Pastor Rob McCoy of Calvary Chapel-God Speak in Thousand Oaks, California, argues the government doesn’t have the authority to shut down houses of worship at all. The rulings and settlements related to cases other than his implied that if restrictions were equally imposed on secular entities and houses of worship, the case for discrimination would be moot. Religious freedom isn’t about unequal treatment between a church and Walmart, for example, he argues, because the First Amendment specifically protects the free exercise of religion, not the free exercise to shop.
McCoy told The Center Square at the time of his ongoing legal battles, during which he faced imprisonment for preaching and defying lockdowns, that more people were coming to his church because it remained open. They came, he said, “because their freedoms have been taken. Their streams of liberty dried up and they went upstream to find the source of liberty – Jesus.” Because liberty, he argues, “is not man’s idea. Liberty is God’s idea.”

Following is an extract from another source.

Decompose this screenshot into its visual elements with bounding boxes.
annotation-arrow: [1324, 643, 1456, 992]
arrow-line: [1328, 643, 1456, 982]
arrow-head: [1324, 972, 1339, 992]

Pointing to the rights protected in the First Amendment, Alito said, “We consider the relationship between freedom of speech and freedom of assembly. A religious service in a church, synagogue, mosque, or temple is a form of assembly. If a government can ban those assemblies, will it hesitate to outlaw others?”
In a society where “religious liberty is allowed,” Alito said, “it will be harder for the state to restrict other speech and other assemblies.”